See How Orders Work for more details.
Bundles (Signet)
Flashbots-style bundles of transactions wrapped with a host_fills field. Host fills must be atomically included with their corresponding rollup transactions. If a host fill is included without its corresponding rollup transaction, the bundle is considered invalid. Block builders must respect ordering (preserved), atomicity (all or nothing), and revertibility (no unexpected reverts) guarantees.
See Bundle Guarantees for details.
Host Chain / Rollup Chain
Terminology used in Signet configuration and APIs. Host Chain refers to Ethereum. Rollup Chain refers to Signet. On the Parmigiana testnet, Rollup Chain ID is 88888.
See Parmigiana Quickstart for network configuration.
Sequencer
The entity responsible for co-signing blocks in Signet. Unlike most rollups where the sequencer orders transactions directly, Signet’s sequencer delegates ordering to block builders and blind signs the result.
- Round-robin assignment: block production rights rotate across builders rather than being auctioned.
- Blind signing: the sequencer sees only the block hash and builder identity, not the contents.
- Simplicity: the sequencer is designed to be minimal and easy to maintain.
Application Controlled Execution (ACE)
The ability for applications to read Ethereum state and execute logic on Signet within the same block, with atomic guarantees. ACE enables cross-chain operations without oracles, relayers, or trust assumptions beyond Ethereum itself.
Key components:
- Same-block synchronization: Every Signet block corresponds to exactly one Ethereum block with identical timestamps.
- L1-driven execution: Passage deposits and Transactor calls from Ethereum execute on Signet in the same block.
- Conditional execution: Orders on Signet require corresponding Fills on Ethereum to be valid.
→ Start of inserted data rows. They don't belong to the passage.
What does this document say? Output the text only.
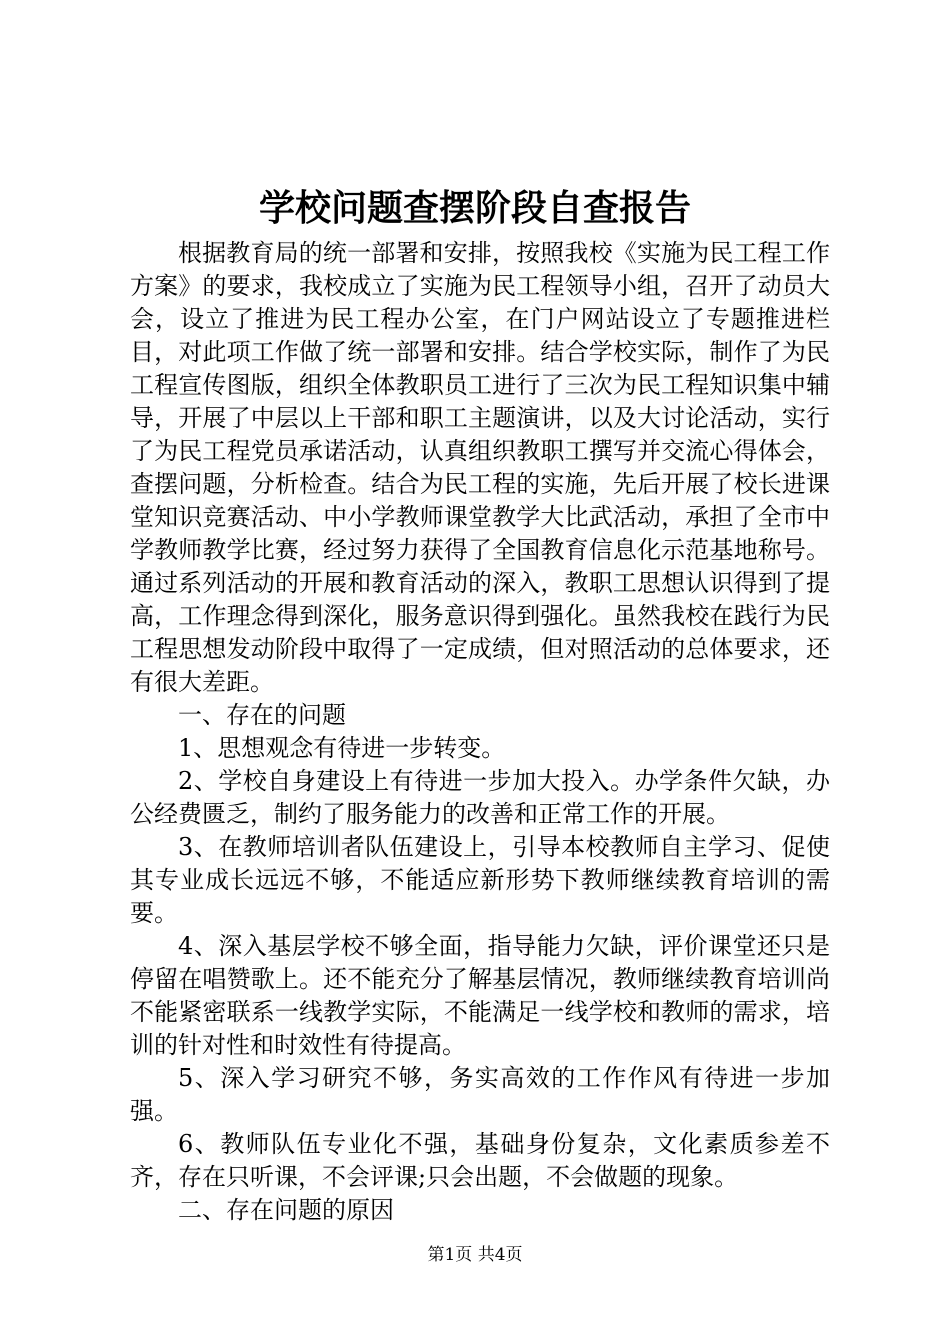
学校问题查摆阶段自查报告

根据教育局的统一部署和安排，按照我校《实施为民工程工作方案》的要求，我校成立了实施为民工程领导小组，召开了动员大会，设立了推进为民工程办公室，在门户网站设立了专题推进栏目，对此项工作做了统一部署和安排。结合学校实际，制作了为民工程宣传图版，组织全体教职员工进行了三次为民工程知识集中辅导，开展了中层以上干部和职工主题演讲，以及大讨论活动，实行了为民工程党员承诺活动，认真组织教职工撰写并交流心得体会，查摆问题，分析检查。结合为民工程的实施，先后开展了校长进课堂知识竞赛活动、中小学教师课堂教学大比武活动，承担了全市中学教师教学比赛，经过努力获得了全国教育信息化示范基地称号。通过系列活动的开展和教育活动的深入，教职工思想认识得到了提高，工作理念得到深化，服务意识得到强化。虽然我校在践行为民工程思想发动阶段中取得了一定成绩，但对照活动的总体要求，还有很大差距。

一、存在的问题

1、思想观念有待进一步转变。

2、学校自身建设上有待进一步加大投入。办学条件欠缺，办公经费匮乏，制约了服务能力的改善和正常工作的开展。

3、在教师培训者队伍建设上，引导本校教师自主学习、促使其专业成长远远不够，不能适应新形势下教师继续教育培训的需要。

4、深入基层学校不够全面，指导能力欠缺，评价课堂还只是停留在唱赞歌上。还不能充分了解基层情况，教师继续教育培训尚不能紧密联系一线教学实际，不能满足一线学校和教师的需求，培训的针对性和时效性有待提高。

5、深入学习研究不够，务实高效的工作作风有待进一步加强。

6、教师队伍专业化不强，基础身份复杂，文化素质参差不齐，存在只听课，不会评课;只会出题，不会做题的现象。

二、存在问题的原因

第1页 共4页
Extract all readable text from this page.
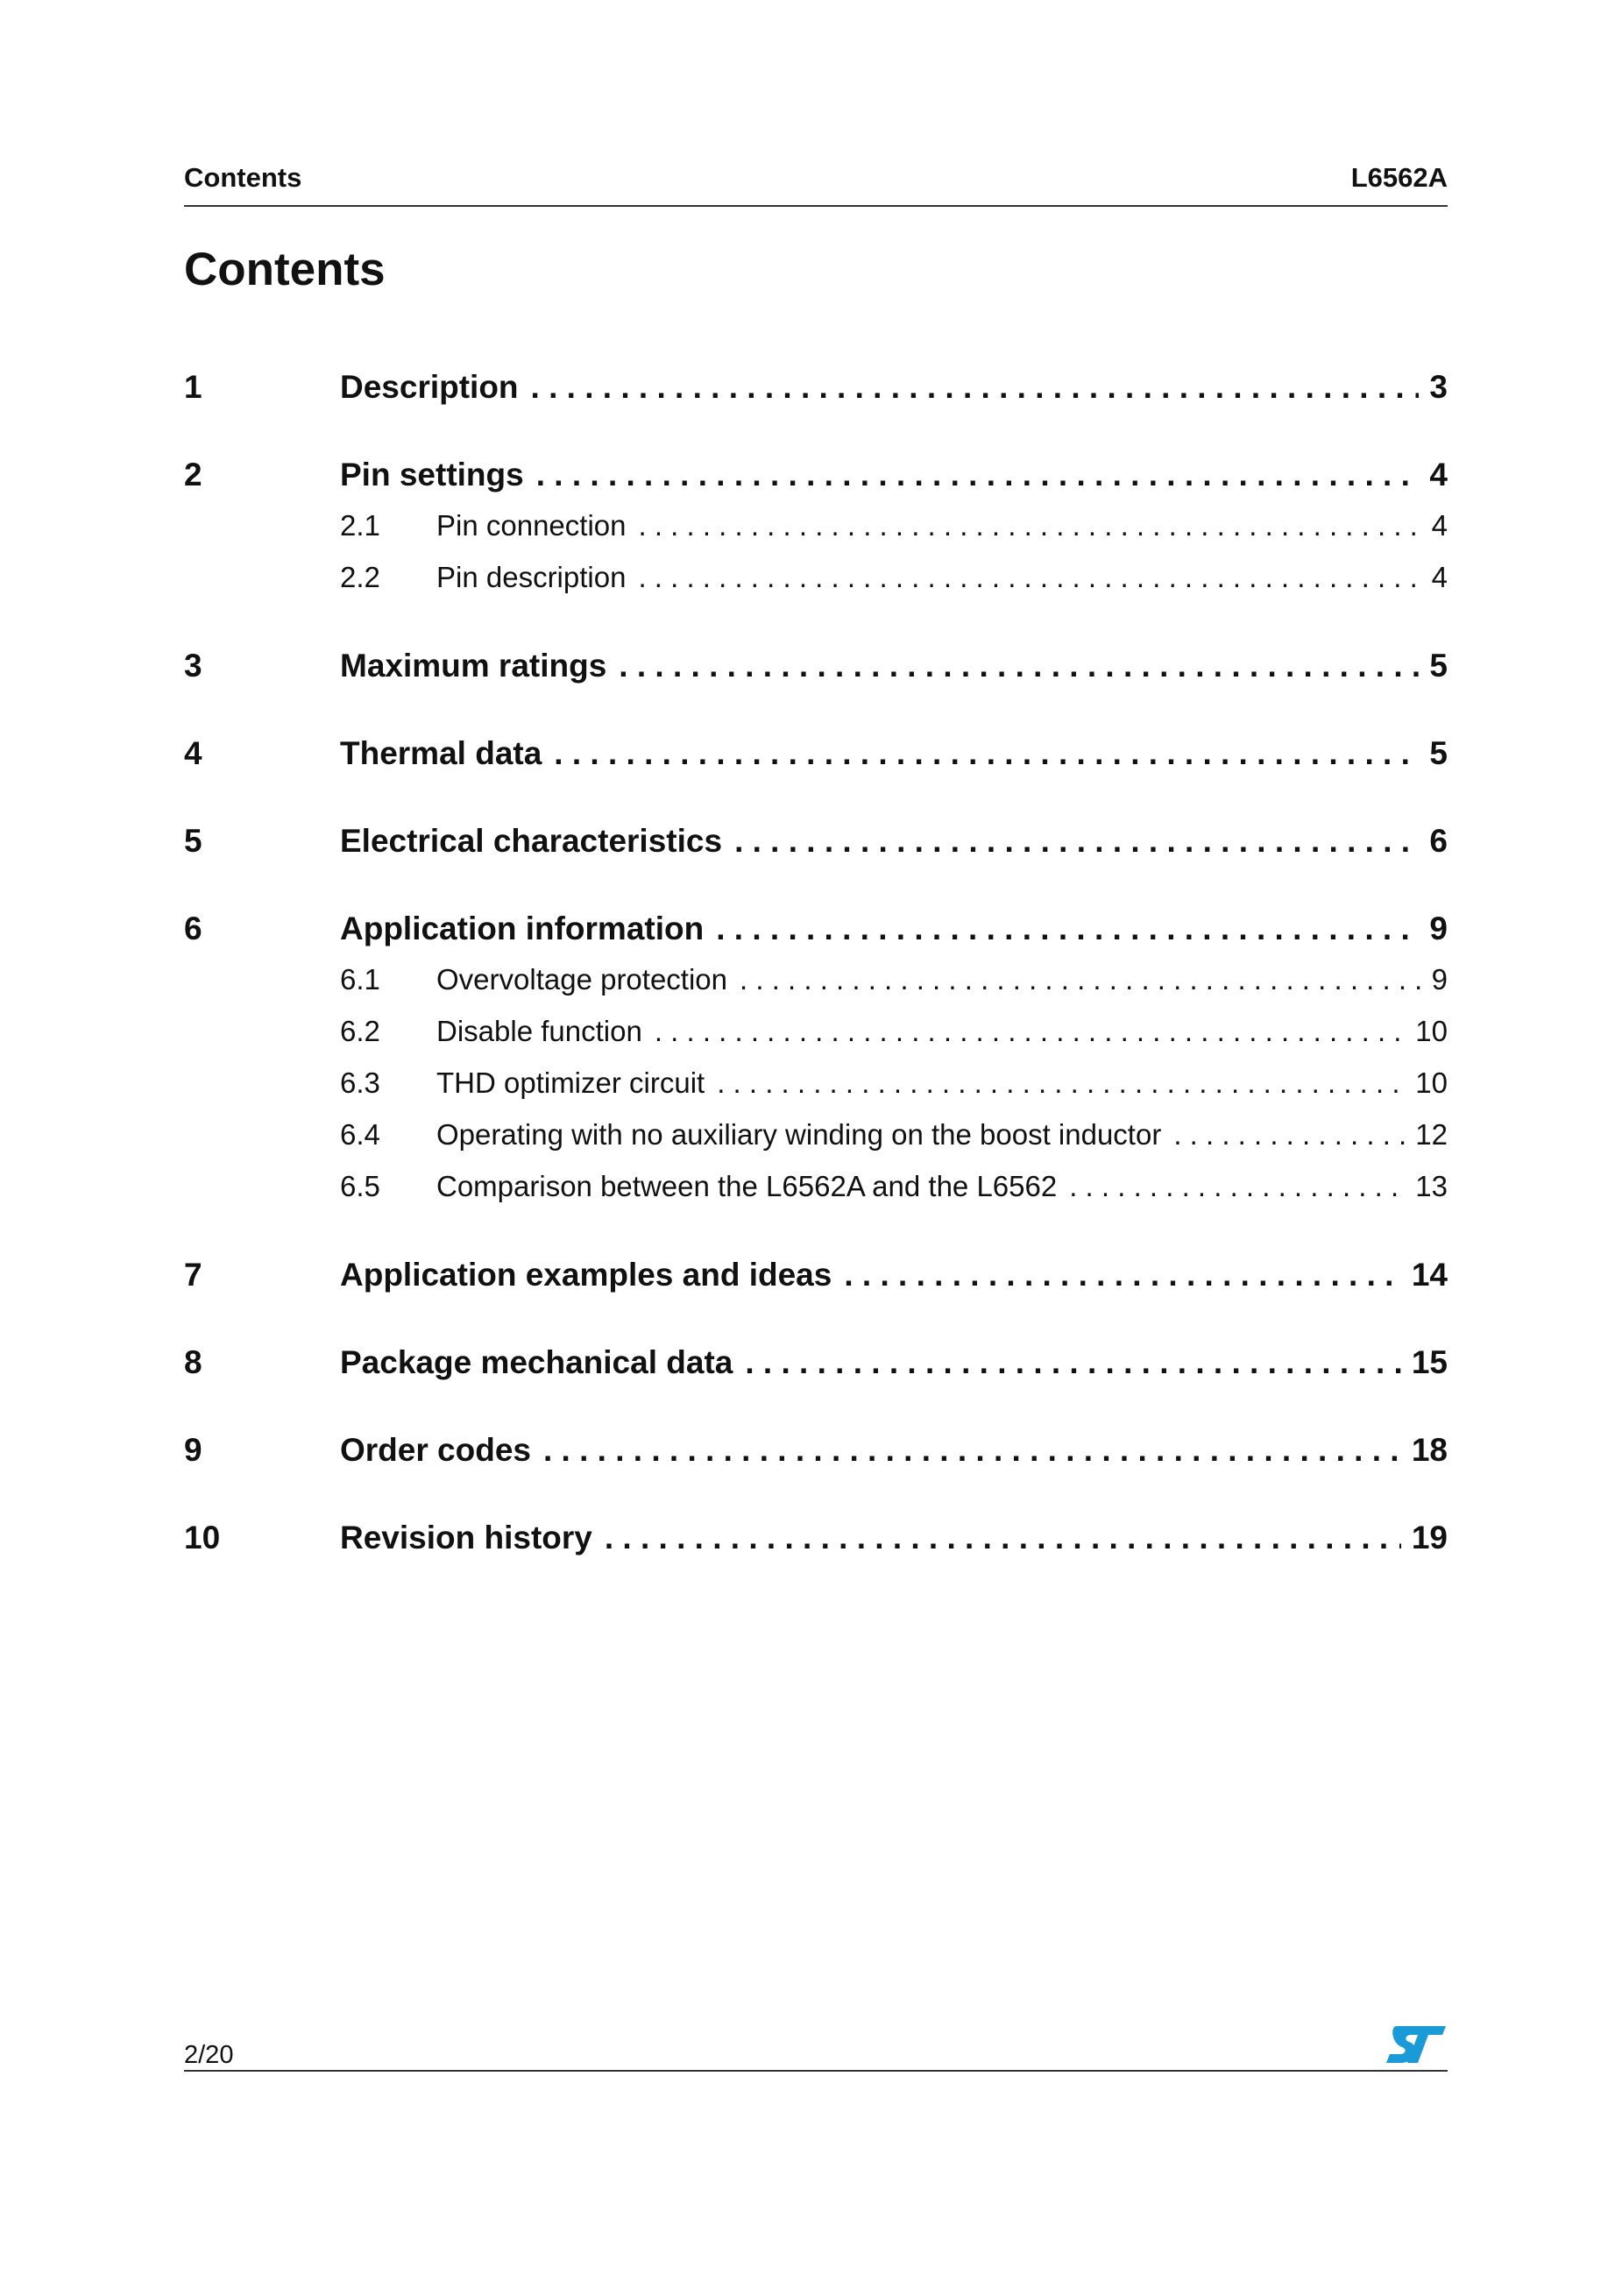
Contents	L6562A
Contents
1	Description . . .	3
2	Pin settings . . .	4
2.1	Pin connection . . .	4
2.2	Pin description . . .	4
3	Maximum ratings . . .	5
4	Thermal data . . .	5
5	Electrical characteristics . . .	6
6	Application information . . .	9
6.1	Overvoltage protection . . .	9
6.2	Disable function . . .	10
6.3	THD optimizer circuit . . .	10
6.4	Operating with no auxiliary winding on the boost inductor . . .	12
6.5	Comparison between the L6562A and the L6562 . . .	13
7	Application examples and ideas . . .	14
8	Package mechanical data . . .	15
9	Order codes . . .	18
10	Revision history . . .	19
2/20
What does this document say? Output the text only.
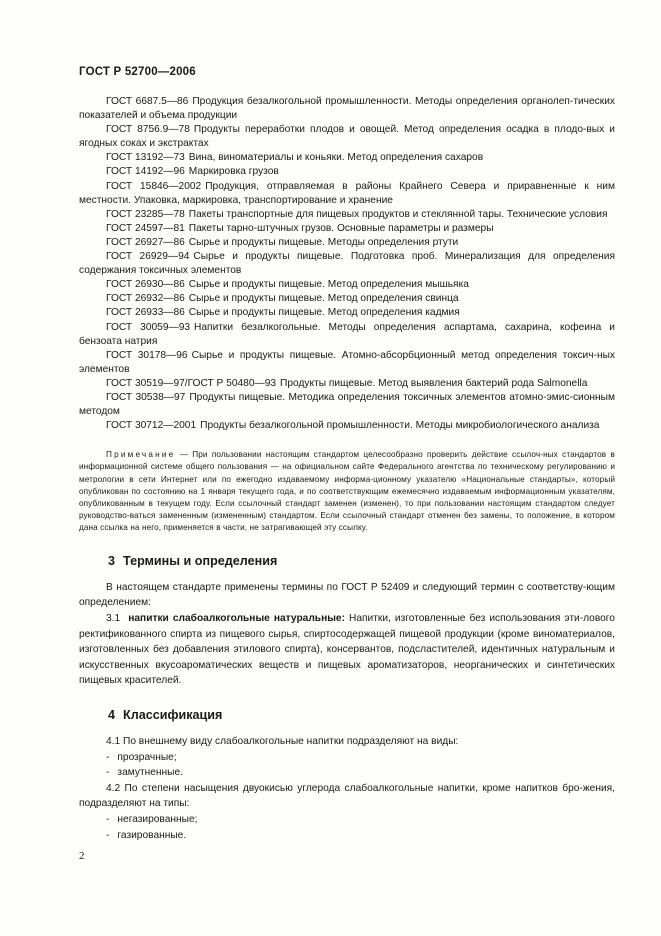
ГОСТ Р 52700—2006

ГОСТ 6687.5—86 Продукция безалкогольной промышленности. Методы определения органолеп-тических показателей и объема продукции

ГОСТ 8756.9—78 Продукты переработки плодов и овощей. Метод определения осадка в плодо-вых и ягодных соках и экстрактах

ГОСТ 13192—73 Вина, виноматериалы и коньяки. Метод определения сахаров

ГОСТ 14192—96 Маркировка грузов

ГОСТ 15846—2002 Продукция, отправляемая в районы Крайнего Севера и приравненные к ним местности. Упаковка, маркировка, транспортирование и хранение

ГОСТ 23285—78 Пакеты транспортные для пищевых продуктов и стеклянной тары. Технические условия

ГОСТ 24597—81 Пакеты тарно-штучных грузов. Основные параметры и размеры

ГОСТ 26927—86 Сырье и продукты пищевые. Методы определения ртути

ГОСТ 26929—94 Сырье и продукты пищевые. Подготовка проб. Минерализация для определения содержания токсичных элементов

ГОСТ 26930—86 Сырье и продукты пищевые. Метод определения мышьяка

ГОСТ 26932—86 Сырье и продукты пищевые. Метод определения свинца

ГОСТ 26933—86 Сырье и продукты пищевые. Метод определения кадмия

ГОСТ 30059—93 Напитки безалкогольные. Методы определения аспартама, сахарина, кофеина и бензоата натрия

ГОСТ 30178—96 Сырье и продукты пищевые. Атомно-абсорбционный метод определения токсич-ных элементов

ГОСТ 30519—97/ГОСТ Р 50480—93 Продукты пищевые. Метод выявления бактерий рода Salmonella

ГОСТ 30538—97 Продукты пищевые. Методика определения токсичных элементов атомно-эмис-сионным методом

ГОСТ 30712—2001 Продукты безалкогольной промышленности. Методы микробиологического анализа

Примечание — При пользовании настоящим стандартом целесообразно проверить действие ссылоч-ных стандартов в информационной системе общего пользования — на официальном сайте Федерального агентства по техническому регулированию и метрологии в сети Интернет или по ежегодно издаваемому информа-ционному указателю «Национальные стандарты», который опубликован по состоянию на 1 января текущего года, и по соответствующим ежемесячно издаваемым информационным указателям, опубликованным в текущем году. Если ссылочный стандарт заменен (изменен), то при пользовании настоящим стандартом следует руководство-ваться замененным (измененным) стандартом. Если ссылочный стандарт отменен без замены, то положение, в котором дана ссылка на него, применяется в части, не затрагивающей эту ссылку.

3 Термины и определения

В настоящем стандарте применены термины по ГОСТ Р 52409 и следующий термин с соответству-ющим определением:

3.1 напитки слабоалкогольные натуральные: Напитки, изготовленные без использования эти-лового ректификованного спирта из пищевого сырья, спиртосодержащей пищевой продукции (кроме виноматериалов, изготовленных без добавления этилового спирта), консервантов, подсластителей, идентичных натуральным и искусственных вкусоароматических веществ и пищевых ароматизаторов, неорганических и синтетических пищевых красителей.

4 Классификация

4.1 По внешнему виду слабоалкогольные напитки подразделяют на виды:

- прозрачные;

- замутненные.

4.2 По степени насыщения двуокисью углерода слабоалкогольные напитки, кроме напитков бро-жения, подразделяют на типы:

- негазированные;

- газированные.

2
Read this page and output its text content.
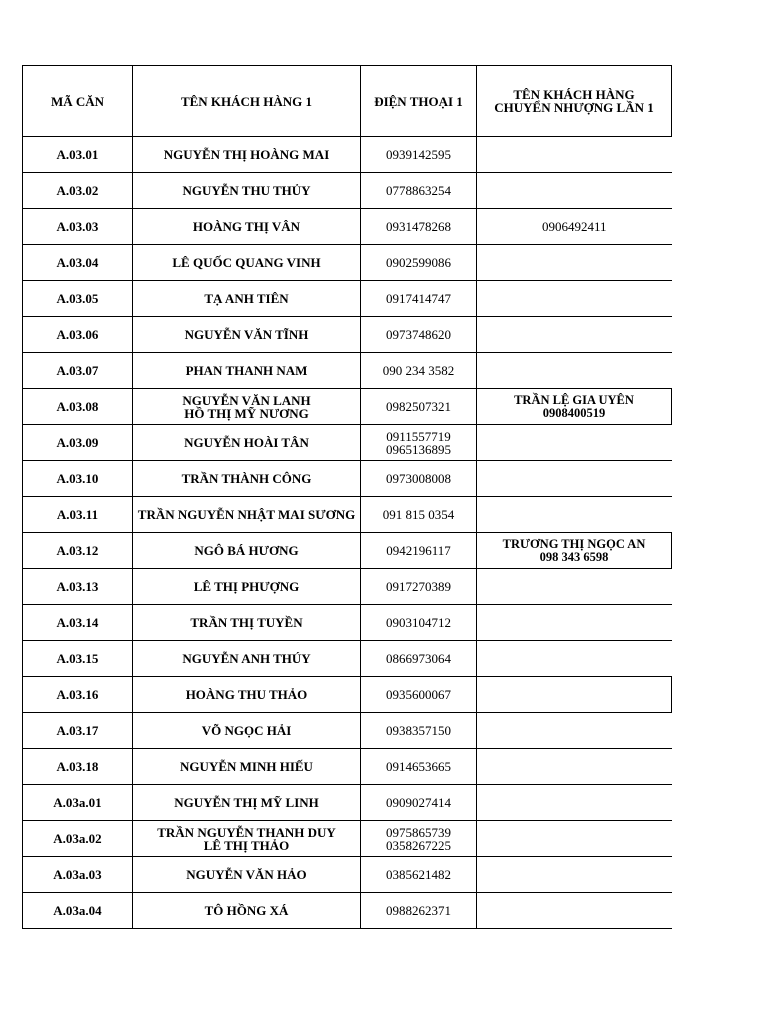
MÃ CĂN	TÊN KHÁCH HÀNG 1	ĐIỆN THOẠI 1	TÊN KHÁCH HÀNG
CHUYỂN NHƯỢNG LẦN 1

A.03.01	NGUYỄN THỊ HOÀNG MAI	0939142595	

A.03.02	NGUYỄN THU THỦY	0778863254	

A.03.03	HOÀNG THỊ VÂN	0931478268	0906492411

A.03.04	LÊ QUỐC QUANG VINH	0902599086	

A.03.05	TẠ ANH TIÊN	0917414747	

A.03.06	NGUYỄN VĂN TĨNH	0973748620	

A.03.07	PHAN THANH NAM	090 234 3582	

A.03.08	NGUYỄN VĂN LANH
HỒ THỊ MỸ NƯƠNG	0982507321	TRẦN LỆ GIA UYÊN
0908400519

A.03.09	NGUYỄN HOÀI TÂN	0911557719
0965136895	

A.03.10	TRẦN THÀNH CÔNG	0973008008	

A.03.11	TRẦN NGUYỄN NHẬT MAI SƯƠNG	091 815 0354	

A.03.12	NGÔ BÁ HƯƠNG	0942196117	TRƯƠNG THỊ NGỌC AN
098 343 6598

A.03.13	LÊ THỊ PHƯỢNG	0917270389	

A.03.14	TRẦN THỊ TUYỀN	0903104712	

A.03.15	NGUYỄN ANH THÚY	0866973064	

A.03.16	HOÀNG THU THẢO	0935600067	

A.03.17	VÕ NGỌC HẢI	0938357150	

A.03.18	NGUYỄN MINH HIẾU	0914653665	

A.03a.01	NGUYỄN THỊ MỸ LINH	0909027414	

A.03a.02	TRẦN NGUYỄN THANH DUY
LÊ THỊ THẢO	0975865739
0358267225	

A.03a.03	NGUYỄN VĂN HẢO	0385621482	

A.03a.04	TÔ HỒNG XÁ	0988262371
See Application Controlled Execution for details.
OrderDetector
An EVM inspector that enforces atomicity for conditional transactions. The OrderDetector validates that every Order has sufficient corresponding Fills before the transaction can commit.
How it works:
- Detects Order and Filled events during transaction execution
- Uses frame-based tracking to handle nested calls and reverts
- Validates fills against orders via aggregate comparison
- Returns an error if any output lacks a sufficient fill
If validation fails, the entire transaction reverts—no partial executions, no stranded assets.
Passage
The contract that handles asset deposits from Ethereum to Signet. When users deposit assets to Passage on Ethereum, Signet observes the deposit event and mints corresponding tokens in the same block.
Supported operations:
- Enter: Deposit native ETH
- EnterToken: Deposit ERC-20 tokens (USDC, USDT, WBTC, WETH)
Passage deposits are censorship-resistant—the protocol enforces their execution.
See Passage Documentation and the Passage contract.
Transactor
The contract that enables arbitrary transaction execution from Ethereum to Signet. Ethereum contracts can call Transactor to trigger Signet execution with native authentication—the Signet transaction executes from the caller’s address.
Use Transactor when:
- You need guaranteed transaction inclusion
- You want to trigger Signet actions from Ethereum
- You need censorship resistance
Transactor events execute at the end of each Signet block and cannot be censored.
See Transactor Documentation and the Transactor contract.
Zenith
The core smart contract system that anchors Signet to Ethereum. Zenith handles block submission, sequencer signatures, and cross-chain coordination.
Key contracts in the Zenith system:
- Zenith.sol: Block submission and sequencer signature verification
- Passage.sol: Asset bridging from Ethereum to Signet
- Transactor.sol: L1-driven transaction execution
- Orders contracts: Cross-chain order matching
See the Zenith repository for contract source code.